Inizialmente, con sentenza n. 8927 del 29 ottobre 1994, la Cassazione aveva affermato che il divieto di esclusione dalla partecipazione agli utili o alle perdite dovesse essere riguardato in senso sostanziale, e non formale, per cui esso avrebbe dovuto essere ritenuto sussistente anche quando le condizioni della partecipazione agli utili o alle perdite fossero, nella previsione originaria delle parti, di realizzo impossibile, e nella concretezza determinassero una effettiva esclusione totale da dette partecipazioni.

La S.C., dunque, in tale occasione, non prende una posizione ben definita, limitandosi a porre l’accento sul criterio sostanziale per valutare, di volta in volta, se le opzioni put, così come pattuite dalle parti, possano o meno essere ritenute contrarie al divieto di cui all’art. 2265 c.c.

Solo in tempi recenti la giurisprudenza di legittimità è stata nuovamente chiamata a pronunciarsi sulla questione e lo ha fatto, in particolare, con la sentenza n. 17500 del 4 luglio 2018. Con tale pronuncia la Corte ha affermato la liceità e la legittimità l’accordo negoziale con il quale i soci di una società si obblighino a manlevare un altro socio dalle eventuali conseguenze negative dell’investimento effettuato nel capitale della società, mediante l’attribuzione di un’opzione di vendita “put” entro un dato termine e la costituzione di un corrispondente obbligo di acquisto della partecipazione oggetto di opzione ad un prezzo predeterminato.

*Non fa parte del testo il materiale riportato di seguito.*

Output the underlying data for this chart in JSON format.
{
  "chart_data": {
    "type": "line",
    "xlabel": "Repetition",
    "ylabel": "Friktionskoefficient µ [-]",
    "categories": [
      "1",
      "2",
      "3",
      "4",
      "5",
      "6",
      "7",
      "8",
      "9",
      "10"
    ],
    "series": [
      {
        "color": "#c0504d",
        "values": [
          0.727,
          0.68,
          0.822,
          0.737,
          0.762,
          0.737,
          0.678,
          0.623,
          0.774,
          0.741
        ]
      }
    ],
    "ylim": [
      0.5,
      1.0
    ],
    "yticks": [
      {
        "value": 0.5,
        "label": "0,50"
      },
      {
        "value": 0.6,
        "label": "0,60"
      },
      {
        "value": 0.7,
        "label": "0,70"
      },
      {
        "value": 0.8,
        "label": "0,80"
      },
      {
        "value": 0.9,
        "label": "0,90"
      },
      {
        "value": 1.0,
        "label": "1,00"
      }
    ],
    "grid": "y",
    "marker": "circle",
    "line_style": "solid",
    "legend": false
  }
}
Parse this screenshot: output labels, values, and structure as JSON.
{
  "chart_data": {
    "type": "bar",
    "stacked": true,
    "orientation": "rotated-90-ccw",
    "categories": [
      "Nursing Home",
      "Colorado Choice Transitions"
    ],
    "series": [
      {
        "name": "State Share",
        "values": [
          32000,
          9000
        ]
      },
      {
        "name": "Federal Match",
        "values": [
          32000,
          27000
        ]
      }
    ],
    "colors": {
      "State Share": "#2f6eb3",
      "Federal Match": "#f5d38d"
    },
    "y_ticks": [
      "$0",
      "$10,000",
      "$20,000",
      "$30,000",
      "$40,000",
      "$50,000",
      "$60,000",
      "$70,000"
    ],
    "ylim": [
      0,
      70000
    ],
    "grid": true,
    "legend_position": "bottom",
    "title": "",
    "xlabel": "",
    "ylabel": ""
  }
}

Le put options vengono, dunque, qualificate come accordi di manleva, ossia dei negozi atipici con funzioni di garanzia, in virtù dei quali un soggetto assume l’obbligo di sollevare un’altra parte, la quale acquisisce correlativamente il diritto di essere tenuta indenne dalle eventuali conseguenze patrimoniali dannose derivanti da un determinato evento, dalla condotta dello stesso mallevadore o di terzi. Tale accordo, nel nostro ordinamento, è considerato legittimo nella misura in cui alla base vi sia un interesse del mallevadore all’assunzione di oneri patrimoniali, a pena di nullità per mancanza o illiceità della causa.

Tuttavia, la pronuncia appena esaminata non è stata sufficiente a fugare ogni dubbio circa la compatibilità delle opzioni put con il divieto di patto leonino. Pertanto la S.C. è dovuta intervenire un’altra volta con l’ordinanza n. 27277 del 7 ottobre 2021, mediante la quale ha precisato che “in tema di patti parasociali, è valida la previsione all’interno di essi di opzioni put e call tra i soci stipulanti, identificandosi la causa concreta del negozio in una forma di garanzia per il socio finanziatore, come tale rientrante nell’autonomia contrattuale concessa ai soci e pertanto meritevole di tutela da parte dell’ordinamento”.

Quello appena esposto rappresenta l’orientamento attuale della Corte in tema di put options, accolto e condiviso altresì dalla giurisprudenza di merito.

5. Conclusioni

Alla luce di quanto finora detto è possibile concludere che, nell’ipotesi di opzione put a prezzo preconcordato, occorrerà di volta in volta ricostruire la causa concreta del programma contrattuale, per valutare se esista, sia lecita e meritevole di tutela. Il patto non potrà, pertanto, ricadere nel divieto ex art. 2265 c.c. e supererà positivamente il vaglio ex art. 1322 c.c. (che disciplina l’autonomia contrattuale) laddove l’esclusione dalle perdite non sia strutturalmente assoluta e costante e non ne integri la funzione essenziale o causa in concreto, tenuto conto del regolamento negoziale nel suo complesso.